Malware tailored to steal SMS verification tokens from major Australian and kiwi banks is circulating on Google's App store from fraudulent developer accounts.
The bot could be purchased from underground websites and used to target the likes of the Commonwealth Bank, Westpac and NAB along with New Zealand organisations HSBC, Kiwibank and ANZ.
Perkele, meaning devil in Finnish, was used in tandem with PC web application malware, Krebsonsecurrity reported.
Attackers would serve victims a phishing site targeting a nominated bank which would direct them to download the booby-trapped mobile application masquerading as a security verification service.
The app would intercept SMS messages sent by banks to customers to confirm transactions, allowing the fraudsters to empty accounts.

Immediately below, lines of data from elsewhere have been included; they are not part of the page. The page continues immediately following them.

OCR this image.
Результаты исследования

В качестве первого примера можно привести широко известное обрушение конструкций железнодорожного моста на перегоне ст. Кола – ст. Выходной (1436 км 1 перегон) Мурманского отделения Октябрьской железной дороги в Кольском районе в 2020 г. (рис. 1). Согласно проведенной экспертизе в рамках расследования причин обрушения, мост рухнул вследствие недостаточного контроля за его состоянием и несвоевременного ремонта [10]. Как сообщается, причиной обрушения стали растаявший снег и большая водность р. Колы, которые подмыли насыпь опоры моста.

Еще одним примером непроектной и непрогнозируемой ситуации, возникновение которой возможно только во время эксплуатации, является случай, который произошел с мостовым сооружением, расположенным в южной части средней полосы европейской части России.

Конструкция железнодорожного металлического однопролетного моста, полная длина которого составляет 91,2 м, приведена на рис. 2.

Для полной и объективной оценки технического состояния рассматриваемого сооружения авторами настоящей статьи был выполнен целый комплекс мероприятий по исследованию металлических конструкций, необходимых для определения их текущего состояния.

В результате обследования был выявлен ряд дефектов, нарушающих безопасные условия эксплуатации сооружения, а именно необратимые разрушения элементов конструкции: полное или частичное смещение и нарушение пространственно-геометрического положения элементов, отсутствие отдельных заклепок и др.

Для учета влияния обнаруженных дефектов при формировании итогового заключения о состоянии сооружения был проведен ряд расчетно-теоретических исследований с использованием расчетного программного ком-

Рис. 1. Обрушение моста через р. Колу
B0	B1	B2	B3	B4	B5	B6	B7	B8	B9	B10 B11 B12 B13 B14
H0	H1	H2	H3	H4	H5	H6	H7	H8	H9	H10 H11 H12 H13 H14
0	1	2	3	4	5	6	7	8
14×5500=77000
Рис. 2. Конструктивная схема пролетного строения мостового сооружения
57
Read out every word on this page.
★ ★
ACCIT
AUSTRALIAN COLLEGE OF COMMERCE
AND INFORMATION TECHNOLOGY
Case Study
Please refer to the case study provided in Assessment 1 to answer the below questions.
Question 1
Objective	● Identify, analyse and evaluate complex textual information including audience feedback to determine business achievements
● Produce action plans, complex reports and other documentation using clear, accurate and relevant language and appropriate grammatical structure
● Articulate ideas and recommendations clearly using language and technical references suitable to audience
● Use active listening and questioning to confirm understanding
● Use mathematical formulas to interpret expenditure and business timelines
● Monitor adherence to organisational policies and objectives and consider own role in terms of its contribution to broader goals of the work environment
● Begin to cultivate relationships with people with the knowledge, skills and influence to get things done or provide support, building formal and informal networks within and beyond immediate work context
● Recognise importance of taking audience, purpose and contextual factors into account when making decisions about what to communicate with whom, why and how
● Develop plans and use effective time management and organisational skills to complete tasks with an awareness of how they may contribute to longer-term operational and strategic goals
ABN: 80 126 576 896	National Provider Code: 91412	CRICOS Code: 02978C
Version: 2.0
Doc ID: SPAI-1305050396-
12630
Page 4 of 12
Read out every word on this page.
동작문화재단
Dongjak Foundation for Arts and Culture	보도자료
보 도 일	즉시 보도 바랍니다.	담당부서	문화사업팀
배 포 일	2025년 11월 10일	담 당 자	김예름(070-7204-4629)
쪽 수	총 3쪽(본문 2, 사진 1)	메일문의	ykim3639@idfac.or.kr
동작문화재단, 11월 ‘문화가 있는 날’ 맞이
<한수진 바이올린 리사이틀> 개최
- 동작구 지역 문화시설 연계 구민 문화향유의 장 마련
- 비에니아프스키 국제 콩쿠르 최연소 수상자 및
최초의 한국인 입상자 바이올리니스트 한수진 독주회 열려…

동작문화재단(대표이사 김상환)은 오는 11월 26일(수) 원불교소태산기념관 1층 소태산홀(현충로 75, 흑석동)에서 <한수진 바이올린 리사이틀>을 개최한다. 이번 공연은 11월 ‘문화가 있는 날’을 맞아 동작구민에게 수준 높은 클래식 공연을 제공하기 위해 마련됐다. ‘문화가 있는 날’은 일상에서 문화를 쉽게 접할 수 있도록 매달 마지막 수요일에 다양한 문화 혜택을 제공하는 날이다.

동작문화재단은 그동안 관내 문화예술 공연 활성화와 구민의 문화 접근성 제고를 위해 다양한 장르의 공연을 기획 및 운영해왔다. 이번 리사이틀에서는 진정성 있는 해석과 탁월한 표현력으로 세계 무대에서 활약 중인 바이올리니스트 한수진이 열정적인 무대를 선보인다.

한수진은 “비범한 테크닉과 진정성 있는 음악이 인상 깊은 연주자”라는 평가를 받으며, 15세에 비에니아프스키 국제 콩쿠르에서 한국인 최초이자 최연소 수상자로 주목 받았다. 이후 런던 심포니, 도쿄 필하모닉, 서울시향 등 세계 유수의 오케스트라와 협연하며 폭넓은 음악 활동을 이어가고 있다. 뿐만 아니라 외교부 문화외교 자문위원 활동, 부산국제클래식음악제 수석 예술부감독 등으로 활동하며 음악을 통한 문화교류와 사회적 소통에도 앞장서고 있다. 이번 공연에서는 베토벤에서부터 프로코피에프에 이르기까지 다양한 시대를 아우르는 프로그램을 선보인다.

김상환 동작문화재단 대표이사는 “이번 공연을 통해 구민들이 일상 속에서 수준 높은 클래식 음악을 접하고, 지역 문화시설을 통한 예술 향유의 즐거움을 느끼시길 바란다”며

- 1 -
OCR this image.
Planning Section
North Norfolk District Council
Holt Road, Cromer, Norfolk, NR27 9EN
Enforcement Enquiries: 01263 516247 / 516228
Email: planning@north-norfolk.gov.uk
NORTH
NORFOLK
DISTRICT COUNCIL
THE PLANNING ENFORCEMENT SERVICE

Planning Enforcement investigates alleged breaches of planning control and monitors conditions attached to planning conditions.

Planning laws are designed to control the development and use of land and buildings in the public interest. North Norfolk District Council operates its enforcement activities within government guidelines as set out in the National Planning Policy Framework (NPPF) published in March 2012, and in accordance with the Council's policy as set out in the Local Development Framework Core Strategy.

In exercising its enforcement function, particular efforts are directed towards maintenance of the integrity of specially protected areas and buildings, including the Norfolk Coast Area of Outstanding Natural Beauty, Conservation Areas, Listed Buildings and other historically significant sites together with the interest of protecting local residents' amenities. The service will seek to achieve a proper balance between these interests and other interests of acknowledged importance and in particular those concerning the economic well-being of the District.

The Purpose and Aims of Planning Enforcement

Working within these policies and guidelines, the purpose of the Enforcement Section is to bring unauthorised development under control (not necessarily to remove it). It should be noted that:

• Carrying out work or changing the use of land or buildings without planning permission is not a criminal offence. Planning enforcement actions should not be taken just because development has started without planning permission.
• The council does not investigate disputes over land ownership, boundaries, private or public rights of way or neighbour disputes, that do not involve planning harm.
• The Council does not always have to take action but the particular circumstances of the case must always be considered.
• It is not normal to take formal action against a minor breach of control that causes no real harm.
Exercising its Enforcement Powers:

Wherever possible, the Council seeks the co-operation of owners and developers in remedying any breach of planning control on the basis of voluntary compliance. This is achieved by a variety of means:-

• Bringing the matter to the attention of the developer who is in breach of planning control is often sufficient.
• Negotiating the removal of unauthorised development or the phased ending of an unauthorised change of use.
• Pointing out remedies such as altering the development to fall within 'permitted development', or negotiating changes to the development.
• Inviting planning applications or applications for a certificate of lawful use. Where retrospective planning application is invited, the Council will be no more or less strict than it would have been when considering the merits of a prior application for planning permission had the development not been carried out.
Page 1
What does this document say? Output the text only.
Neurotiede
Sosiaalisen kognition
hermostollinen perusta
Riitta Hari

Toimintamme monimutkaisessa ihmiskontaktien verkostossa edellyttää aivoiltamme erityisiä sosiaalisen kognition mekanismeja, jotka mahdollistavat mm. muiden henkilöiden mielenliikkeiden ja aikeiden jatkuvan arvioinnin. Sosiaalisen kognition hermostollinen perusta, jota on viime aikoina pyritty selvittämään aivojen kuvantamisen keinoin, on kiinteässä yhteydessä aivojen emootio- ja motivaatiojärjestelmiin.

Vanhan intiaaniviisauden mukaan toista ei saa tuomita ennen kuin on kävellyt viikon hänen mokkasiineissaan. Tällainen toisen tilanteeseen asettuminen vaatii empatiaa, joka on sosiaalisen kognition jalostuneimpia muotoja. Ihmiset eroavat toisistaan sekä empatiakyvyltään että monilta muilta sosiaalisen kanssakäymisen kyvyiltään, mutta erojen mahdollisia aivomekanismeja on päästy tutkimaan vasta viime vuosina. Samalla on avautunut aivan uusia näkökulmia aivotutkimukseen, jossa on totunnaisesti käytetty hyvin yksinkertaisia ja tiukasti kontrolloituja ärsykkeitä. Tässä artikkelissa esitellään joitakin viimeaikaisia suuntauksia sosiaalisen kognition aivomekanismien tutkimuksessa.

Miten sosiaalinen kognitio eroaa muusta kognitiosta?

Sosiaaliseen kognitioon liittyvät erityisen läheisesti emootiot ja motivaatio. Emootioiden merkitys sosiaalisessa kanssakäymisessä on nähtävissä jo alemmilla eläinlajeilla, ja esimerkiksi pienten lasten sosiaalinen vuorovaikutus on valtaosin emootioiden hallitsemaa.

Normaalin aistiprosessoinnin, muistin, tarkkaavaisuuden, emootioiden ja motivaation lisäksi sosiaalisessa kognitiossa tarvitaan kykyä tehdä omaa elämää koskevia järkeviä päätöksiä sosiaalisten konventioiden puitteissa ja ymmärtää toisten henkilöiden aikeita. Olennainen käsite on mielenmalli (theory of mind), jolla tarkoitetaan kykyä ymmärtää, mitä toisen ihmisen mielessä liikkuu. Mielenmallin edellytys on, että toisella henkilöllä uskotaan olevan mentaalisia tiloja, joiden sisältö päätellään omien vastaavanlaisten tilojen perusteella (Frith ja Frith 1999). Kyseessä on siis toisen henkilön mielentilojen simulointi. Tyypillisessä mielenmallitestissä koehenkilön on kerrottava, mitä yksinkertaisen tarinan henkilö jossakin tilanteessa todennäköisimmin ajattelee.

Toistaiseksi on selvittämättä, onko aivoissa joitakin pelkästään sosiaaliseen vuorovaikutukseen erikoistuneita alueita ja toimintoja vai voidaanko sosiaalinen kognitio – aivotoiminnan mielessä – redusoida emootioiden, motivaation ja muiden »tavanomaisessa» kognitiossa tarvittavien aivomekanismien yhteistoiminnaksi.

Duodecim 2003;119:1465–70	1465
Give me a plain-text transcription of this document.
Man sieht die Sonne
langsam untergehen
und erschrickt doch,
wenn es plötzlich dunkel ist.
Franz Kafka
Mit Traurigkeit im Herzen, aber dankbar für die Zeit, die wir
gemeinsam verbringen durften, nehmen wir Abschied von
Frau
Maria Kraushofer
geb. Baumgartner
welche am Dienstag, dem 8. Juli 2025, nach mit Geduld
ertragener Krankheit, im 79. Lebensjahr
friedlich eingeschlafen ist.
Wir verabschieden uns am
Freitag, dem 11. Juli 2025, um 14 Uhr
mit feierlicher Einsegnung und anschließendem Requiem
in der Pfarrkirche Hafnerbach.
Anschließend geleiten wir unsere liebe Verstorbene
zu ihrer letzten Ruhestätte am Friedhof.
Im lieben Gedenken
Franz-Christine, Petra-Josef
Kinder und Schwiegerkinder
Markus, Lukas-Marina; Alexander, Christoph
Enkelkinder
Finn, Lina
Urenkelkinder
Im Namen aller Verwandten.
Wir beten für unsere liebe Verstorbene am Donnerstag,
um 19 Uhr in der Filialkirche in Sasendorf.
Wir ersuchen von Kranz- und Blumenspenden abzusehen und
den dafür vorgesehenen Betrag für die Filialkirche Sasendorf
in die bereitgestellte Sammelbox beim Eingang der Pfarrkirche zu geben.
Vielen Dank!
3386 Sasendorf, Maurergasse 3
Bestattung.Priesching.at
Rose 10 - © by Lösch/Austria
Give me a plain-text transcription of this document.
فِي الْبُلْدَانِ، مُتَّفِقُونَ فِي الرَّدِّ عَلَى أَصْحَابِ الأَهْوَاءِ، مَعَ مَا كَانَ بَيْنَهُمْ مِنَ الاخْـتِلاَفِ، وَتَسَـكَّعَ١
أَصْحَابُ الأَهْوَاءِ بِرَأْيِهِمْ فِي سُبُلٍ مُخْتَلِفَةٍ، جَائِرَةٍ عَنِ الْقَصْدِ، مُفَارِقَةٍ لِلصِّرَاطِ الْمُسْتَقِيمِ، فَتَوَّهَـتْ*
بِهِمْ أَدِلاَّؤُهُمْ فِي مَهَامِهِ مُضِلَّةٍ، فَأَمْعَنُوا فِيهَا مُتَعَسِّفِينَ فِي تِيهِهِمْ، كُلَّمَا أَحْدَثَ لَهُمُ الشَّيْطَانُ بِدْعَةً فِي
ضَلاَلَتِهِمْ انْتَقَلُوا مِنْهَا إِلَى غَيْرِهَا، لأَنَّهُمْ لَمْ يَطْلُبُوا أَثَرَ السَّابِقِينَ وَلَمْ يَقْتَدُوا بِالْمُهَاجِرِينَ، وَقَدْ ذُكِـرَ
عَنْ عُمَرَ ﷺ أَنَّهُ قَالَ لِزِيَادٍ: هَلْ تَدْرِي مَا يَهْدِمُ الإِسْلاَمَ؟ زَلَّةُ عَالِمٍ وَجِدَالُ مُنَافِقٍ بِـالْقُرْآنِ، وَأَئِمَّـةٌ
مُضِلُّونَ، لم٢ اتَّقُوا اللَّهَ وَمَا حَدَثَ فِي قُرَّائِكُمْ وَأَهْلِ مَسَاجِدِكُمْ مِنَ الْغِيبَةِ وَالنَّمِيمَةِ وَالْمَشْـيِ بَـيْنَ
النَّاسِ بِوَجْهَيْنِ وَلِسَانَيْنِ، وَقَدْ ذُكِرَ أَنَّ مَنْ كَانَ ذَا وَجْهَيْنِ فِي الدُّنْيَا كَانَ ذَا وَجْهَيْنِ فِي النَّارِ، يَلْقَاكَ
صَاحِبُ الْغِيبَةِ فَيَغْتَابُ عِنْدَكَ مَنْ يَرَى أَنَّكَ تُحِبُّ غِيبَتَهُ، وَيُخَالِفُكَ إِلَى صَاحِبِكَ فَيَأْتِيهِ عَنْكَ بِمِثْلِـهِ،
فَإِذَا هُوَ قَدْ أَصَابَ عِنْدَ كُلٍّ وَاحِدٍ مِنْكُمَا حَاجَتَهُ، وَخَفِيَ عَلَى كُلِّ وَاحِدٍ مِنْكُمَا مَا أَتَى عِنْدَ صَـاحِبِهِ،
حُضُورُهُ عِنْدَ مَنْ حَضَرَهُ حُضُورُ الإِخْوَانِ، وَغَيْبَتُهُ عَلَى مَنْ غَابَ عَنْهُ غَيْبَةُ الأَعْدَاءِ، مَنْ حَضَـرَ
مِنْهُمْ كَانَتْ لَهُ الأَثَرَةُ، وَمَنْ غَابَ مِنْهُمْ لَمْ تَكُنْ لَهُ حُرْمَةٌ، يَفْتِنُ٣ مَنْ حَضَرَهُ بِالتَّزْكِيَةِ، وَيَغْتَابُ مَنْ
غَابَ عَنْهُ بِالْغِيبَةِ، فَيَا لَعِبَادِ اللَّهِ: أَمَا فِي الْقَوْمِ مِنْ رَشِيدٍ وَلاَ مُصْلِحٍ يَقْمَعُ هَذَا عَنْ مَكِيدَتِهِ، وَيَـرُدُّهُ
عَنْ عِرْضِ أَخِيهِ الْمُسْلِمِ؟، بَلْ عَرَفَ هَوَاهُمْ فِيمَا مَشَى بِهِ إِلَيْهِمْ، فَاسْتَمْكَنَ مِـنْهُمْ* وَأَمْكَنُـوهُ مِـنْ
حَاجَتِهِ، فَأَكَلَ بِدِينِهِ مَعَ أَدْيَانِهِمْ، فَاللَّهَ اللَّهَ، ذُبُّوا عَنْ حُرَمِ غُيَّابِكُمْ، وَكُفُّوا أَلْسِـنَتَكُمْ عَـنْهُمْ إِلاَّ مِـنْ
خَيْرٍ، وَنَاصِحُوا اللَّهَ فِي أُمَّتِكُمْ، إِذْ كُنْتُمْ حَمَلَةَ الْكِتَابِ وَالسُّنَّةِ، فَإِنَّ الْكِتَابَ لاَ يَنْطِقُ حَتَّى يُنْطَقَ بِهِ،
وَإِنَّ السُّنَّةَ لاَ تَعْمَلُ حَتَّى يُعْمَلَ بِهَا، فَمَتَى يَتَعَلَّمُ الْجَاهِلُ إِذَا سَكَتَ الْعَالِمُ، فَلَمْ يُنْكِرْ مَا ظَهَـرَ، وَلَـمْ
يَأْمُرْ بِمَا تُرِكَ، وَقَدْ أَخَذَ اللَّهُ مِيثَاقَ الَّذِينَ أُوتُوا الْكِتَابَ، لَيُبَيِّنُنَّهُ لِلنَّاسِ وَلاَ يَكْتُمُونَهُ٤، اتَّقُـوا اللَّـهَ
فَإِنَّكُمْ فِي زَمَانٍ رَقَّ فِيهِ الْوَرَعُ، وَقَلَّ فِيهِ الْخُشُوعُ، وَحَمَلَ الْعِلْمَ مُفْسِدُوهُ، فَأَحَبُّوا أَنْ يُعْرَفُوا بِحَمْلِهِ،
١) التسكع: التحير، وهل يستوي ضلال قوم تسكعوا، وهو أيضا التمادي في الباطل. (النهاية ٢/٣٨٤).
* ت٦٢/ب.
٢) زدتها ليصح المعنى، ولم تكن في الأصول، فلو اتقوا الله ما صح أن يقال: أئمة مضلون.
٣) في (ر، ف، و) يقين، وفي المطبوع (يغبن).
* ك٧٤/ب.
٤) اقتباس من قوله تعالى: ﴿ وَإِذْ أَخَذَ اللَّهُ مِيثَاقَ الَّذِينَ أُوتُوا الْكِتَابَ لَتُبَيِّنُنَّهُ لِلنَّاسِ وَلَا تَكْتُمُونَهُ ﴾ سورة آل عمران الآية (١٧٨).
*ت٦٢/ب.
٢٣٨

To get the malicious apps on the Google Play store, Perkele's developer was offering to snap up verified accounts for $100 a pop, four times the retail cost.
Those accounts were previously verified by Google to be linked to legitimate applications and domains, allowing the attackers to post their wares to the store.
Attackers could spend $1000 to target a single bank and up to $15,000 to attack any of those supported.
Perkele was not as sophisticated as other bank-targeting malware, but illustrates the types of attacks banks face as more users transact using smartphones.
NAB's head of major crime incident resolution services Grant Baxter said it processes half a million account logins from mobile devices and serves some 10 million transactions each day.